I have great admiration for people like Porfirio Rubirosa and Malcolm McLaren. Two hustlers on the make. Both would be OK to sell you anything you desire, and if you don't wish for anything, they'll find something for you to desire to. Malcolm has ideas and schemes to invent a culture of some sort.  Mr. Rubirosa basically just wanted to drive fast cars, play polo, and screw rich women. Rubirosa said, "I will risk everything to avoid being bored," but I think McLaren would follow that role in life.  

When Rubirosa was hard, Truman Capote reported to have seen him in this state, and he said 11 inches. "Eleven-inch café-au-lait sinker as thick as a man's wrist." A man asked him for advice in sexual manners. Rubirosa told him, "If you are going to have a hot date, then jerk off in the afternoon so that it takes you longer at night. You'll be a hero!" He wasn't born wealthy, nor had he ever had a full-time job; still, money found him. Rubirosa said, "Most men's ambition is to save money. Mine is to spend it." He married five times, and two of his wives were Doris Duke and Barbara Hutton.

Both Porfirio and Malcolm had plans for the present, never for the future, and the Past was used for either inspiration or personal connections. McLaren had a vision for himself in a world that he could create. Rubirosa was satisfied until another beauty came upon him or his finances dried up. The thing is that they successfully made their own identities and managed to live a full and argument ally a productive life. I think of these two men, and then I think of those who invaded the Capital a few weeks ago.

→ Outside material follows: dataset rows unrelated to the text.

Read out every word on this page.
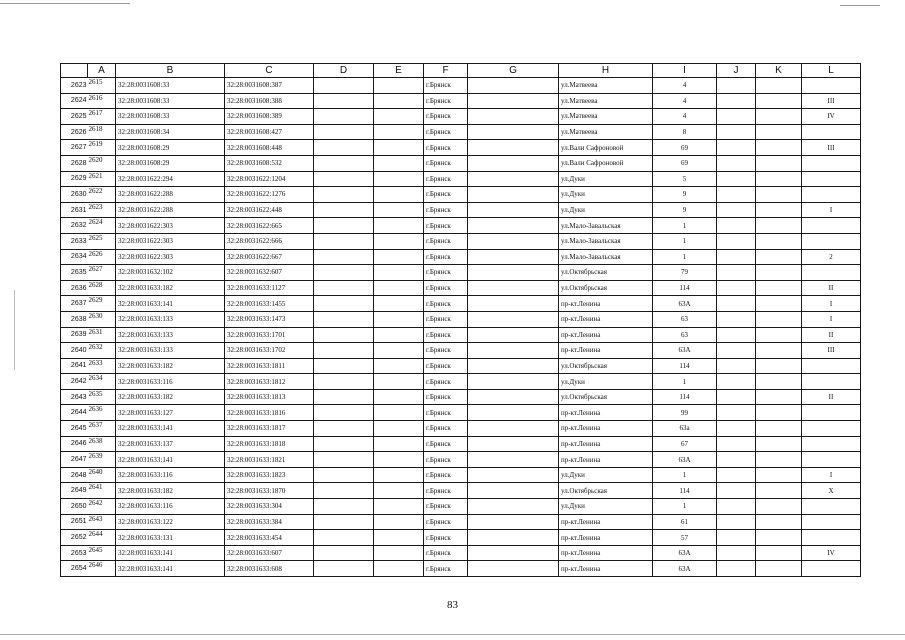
	A	B	C	D	E	F	G	H	I	J	K	L
2623	2615	32:28:0031608:33	32:28:0031608:387			г.Брянск		ул.Матвеева	4			
2624	2616	32:28:0031608:33	32:28:0031608:388			г.Брянск		ул.Матвеева	4			III
2625	2617	32:28:0031608:33	32:28:0031608:389			г.Брянск		ул.Матвеева	4			IV
2626	2618	32:28:0031608:34	32:28:0031608:427			г.Брянск		ул.Матвеева	8			
2627	2619	32:28:0031608:29	32:28:0031608:448			г.Брянск		ул.Вали Сафроновой	69			III
2628	2620	32:28:0031608:29	32:28:0031608:532			г.Брянск		ул.Вали Сафроновой	69			
2629	2621	32:28:0031622:294	32:28:0031622:1204			г.Брянск		ул.Дуки	5			
2630	2622	32:28:0031622:288	32:28:0031622:1276			г.Брянск		ул.Дуки	9			
2631	2623	32:28:0031622:288	32:28:0031622:448			г.Брянск		ул.Дуки	9			I
2632	2624	32:28:0031622:303	32:28:0031622:665			г.Брянск		ул.Мало-Завальская	1			
2633	2625	32:28:0031622:303	32:28:0031622:666			г.Брянск		ул.Мало-Завальская	1			
2634	2626	32:28:0031622:303	32:28:0031622:667			г.Брянск		ул.Мало-Завальская	1			2
2635	2627	32:28:0031632:102	32:28:0031632:607			г.Брянск		ул.Октябрьская	79			
2636	2628	32:28:0031633:182	32:28:0031633:1127			г.Брянск		ул.Октябрьская	114			II
2637	2629	32:28:0031633:141	32:28:0031633:1455			г.Брянск		пр-кт.Ленина	63А			I
2638	2630	32:28:0031633:133	32:28:0031633:1473			г.Брянск		пр-кт.Ленина	63			I
2639	2631	32:28:0031633:133	32:28:0031633:1701			г.Брянск		пр-кт.Ленина	63			II
2640	2632	32:28:0031633:133	32:28:0031633:1702			г.Брянск		пр-кт.Ленина	63А			III
2641	2633	32:28:0031633:182	32:28:0031633:1811			г.Брянск		ул.Октябрьская	114			
2642	2634	32:28:0031633:116	32:28:0031633:1812			г.Брянск		ул.Дуки	1			
2643	2635	32:28:0031633:182	32:28:0031633:1813			г.Брянск		ул.Октябрьская	114			II
2644	2636	32:28:0031633:127	32:28:0031633:1816			г.Брянск		пр-кт.Ленина	99			
2645	2637	32:28:0031633:141	32:28:0031633:1817			г.Брянск		пр-кт.Ленина	63а			
2646	2638	32:28:0031633:137	32:28:0031633:1818			г.Брянск		пр-кт.Ленина	67			
2647	2639	32:28:0031633:141	32:28:0031633:1821			г.Брянск		пр-кт.Ленина	63А			
2648	2640	32:28:0031633:116	32:28:0031633:1823			г.Брянск		ул.Дуки	1			I
2649	2641	32:28:0031633:182	32:28:0031633:1870			г.Брянск		ул.Октябрьская	114			X
2650	2642	32:28:0031633:116	32:28:0031633:304			г.Брянск		ул.Дуки	1			
2651	2643	32:28:0031633:122	32:28:0031633:384			г.Брянск		пр-кт.Ленина	61			
2652	2644	32:28:0031633:131	32:28:0031633:454			г.Брянск		пр-кт.Ленина	57			
2653	2645	32:28:0031633:141	32:28:0031633:607			г.Брянск		пр-кт.Ленина	63А			IV
2654	2646	32:28:0031633:141	32:28:0031633:608			г.Брянск		пр-кт.Ленина	63А			
83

These are not men and women of great ambition, but just fulfilling a desire that can't be filled. I have met some of these people throughout the years. They are always got the short end of the stick. They're very proud to be an individual or that they can think for themselves. Still, the truth is they are totally ground meat to men like McLaren and Rubirosa. Even someone like Steve Bannon knows how to cradle stupid people's egos and somehow get the loose change from their pockets.  

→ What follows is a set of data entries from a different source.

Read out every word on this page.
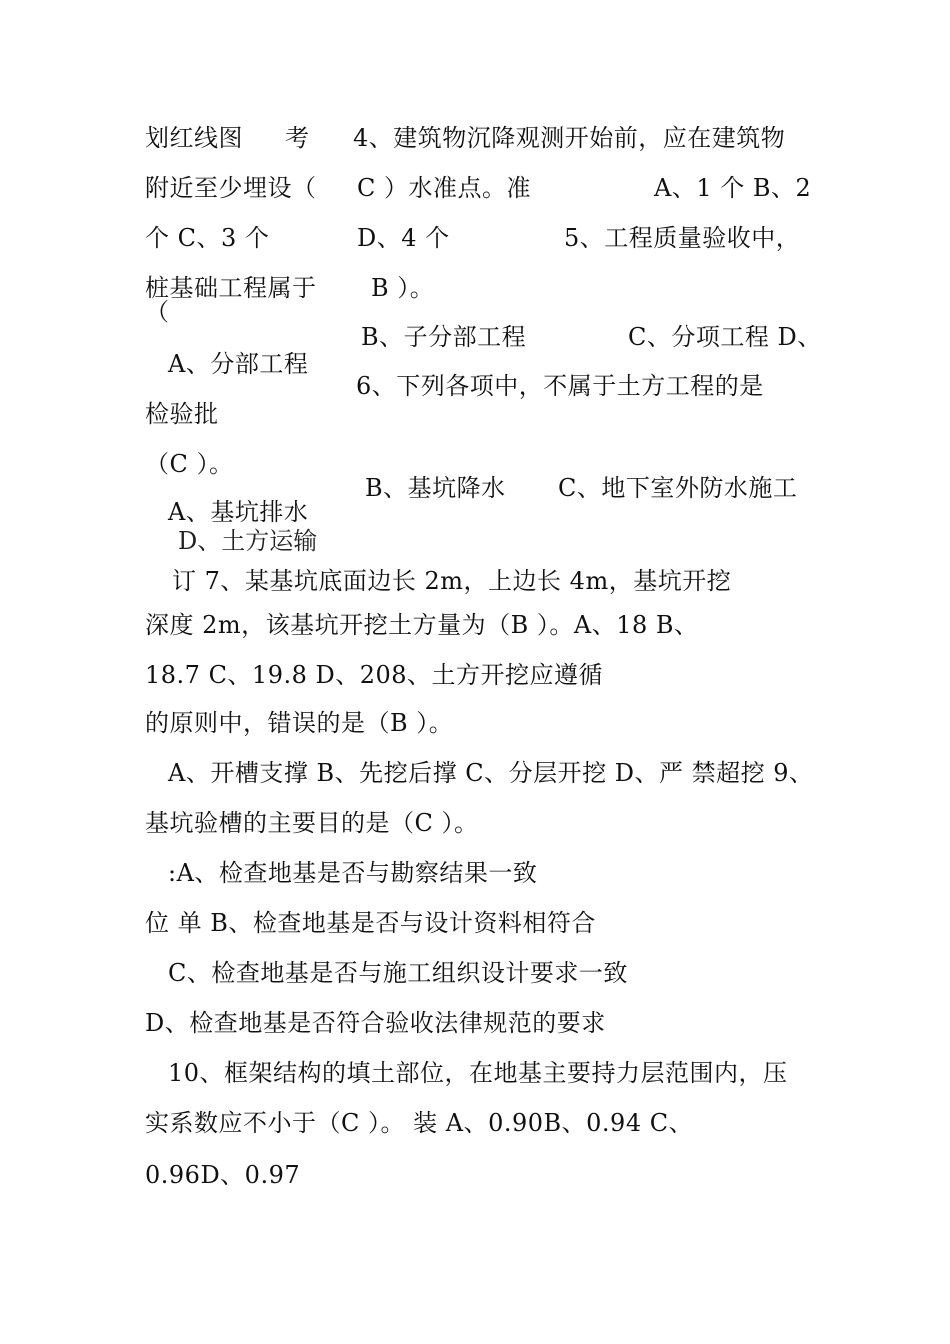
划红线图 考 4、建筑物沉降观测开始前，应在建筑物
附近至少埋设（ C ）水准点。准	A、1 个 B、2
个 C、3 个	D、4 个	5、工程质量验收中，
桩基础工程属于 B ）。
（
B、子分部工程	C、分项工程 D、
A、分部工程
6、下列各项中，不属于土方工程的是
检验批
（C ）。
B、基坑降水 C、地下室外防水施工
A、基坑排水
D、土方运输
订 7、某基坑底面边长 2m，上边长 4m，基坑开挖
深度 2m，该基坑开挖土方量为（B ）。A、18 B、
18.7 C、19.8 D、208、土方开挖应遵循
的原则中，错误的是（B ）。
A、开槽支撑 B、先挖后撑 C、分层开挖 D、严 禁超挖 9、
基坑验槽的主要目的是（C ）。
:A、检查地基是否与勘察结果一致
位 单 B、检查地基是否与设计资料相符合
C、检查地基是否与施工组织设计要求一致
D、检查地基是否符合验收法律规范的要求
10、框架结构的填土部位，在地基主要持力层范围内，压
实系数应不小于（C ）。 装 A、0.90B、0.94 C、
0.96D、0.97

Still, there are those who have no talents in social grace, understand or reading another person's moods or desires. Sometimes they're naturally sweet, but the mechanics of politics and power are either too gross or have a total lack of skills in dealing with people of that world. The frustration adds up when they are ignored, and why shouldn't they be? What do they have to offer? 

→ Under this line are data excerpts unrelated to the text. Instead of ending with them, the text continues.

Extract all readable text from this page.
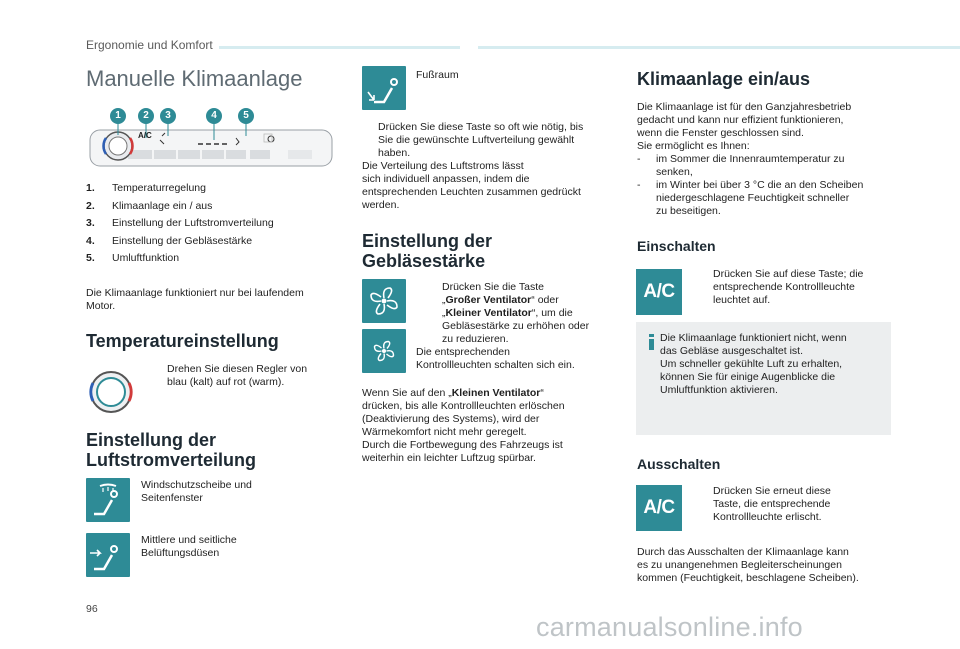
Ergonomie und Komfort
Manuelle Klimaanlage
A/C
1	2	3	4	5
1. Temperaturregelung
2. Klimaanlage ein / aus
3. Einstellung der Luftstromverteilung
4. Einstellung der Gebläsestärke
5. Umluftfunktion
Die Klimaanlage funktioniert nur bei laufendem
Motor.
Temperatureinstellung
Drehen Sie diesen Regler von
blau (kalt) auf rot (warm).
Einstellung der
Luftstromverteilung
Windschutzscheibe und
Seitenfenster
Mittlere und seitliche
Belüftungsdüsen
Fußraum
Drücken Sie diese Taste so oft wie nötig, bis
Sie die gewünschte Luftverteilung gewählt
haben.
Die Verteilung des Luftstroms lässt
sich individuell anpassen, indem die
entsprechenden Leuchten zusammen gedrückt
werden.
Einstellung der
Gebläsestärke
Drücken Sie die Taste
„Großer Ventilator“ oder
„Kleiner Ventilator“, um die
Gebläsestärke zu erhöhen oder
zu reduzieren.
Die entsprechenden
Kontrollleuchten schalten sich ein.
Wenn Sie auf den „Kleinen Ventilator“
drücken, bis alle Kontrollleuchten erlöschen
(Deaktivierung des Systems), wird der
Wärmekomfort nicht mehr geregelt.
Durch die Fortbewegung des Fahrzeugs ist
weiterhin ein leichter Luftzug spürbar.
Klimaanlage ein/aus
Die Klimaanlage ist für den Ganzjahresbetrieb
gedacht und kann nur effizient funktionieren,
wenn die Fenster geschlossen sind.
Sie ermöglicht es Ihnen:
- im Sommer die Innenraumtemperatur zu
senken,
- im Winter bei über 3 °C die an den Scheiben
niedergeschlagene Feuchtigkeit schneller
zu beseitigen.
Einschalten
A/C
Drücken Sie auf diese Taste; die
entsprechende Kontrollleuchte
leuchtet auf.
Die Klimaanlage funktioniert nicht, wenn
das Gebläse ausgeschaltet ist.
Um schneller gekühlte Luft zu erhalten,
können Sie für einige Augenblicke die
Umluftfunktion aktivieren.
Ausschalten
A/C
Drücken Sie erneut diese
Taste, die entsprechende
Kontrollleuchte erlischt.
Durch das Ausschalten der Klimaanlage kann
es zu unangenehmen Begleiterscheinungen
kommen (Feuchtigkeit, beschlagene Scheiben).
96
carmanualsonline.info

When they realize they have no hope or skills, they believe conspiracies why they are placed in such a position of no power, no economic strength, or the ability to see their creative talents. All they can do is complain, and feel resentment toward a world that has no interest in them.  The beauty of Malcolm and Rubirosa is that they really don't care what people think of them. Their game is to enjoy life and not allow a moment to go sour. Some people just dwell on the sourness of life, and eventually, it shows in their behavior and, ultimately, their fears. Insecurity is like a virus. If you hang out with them, you too will get it.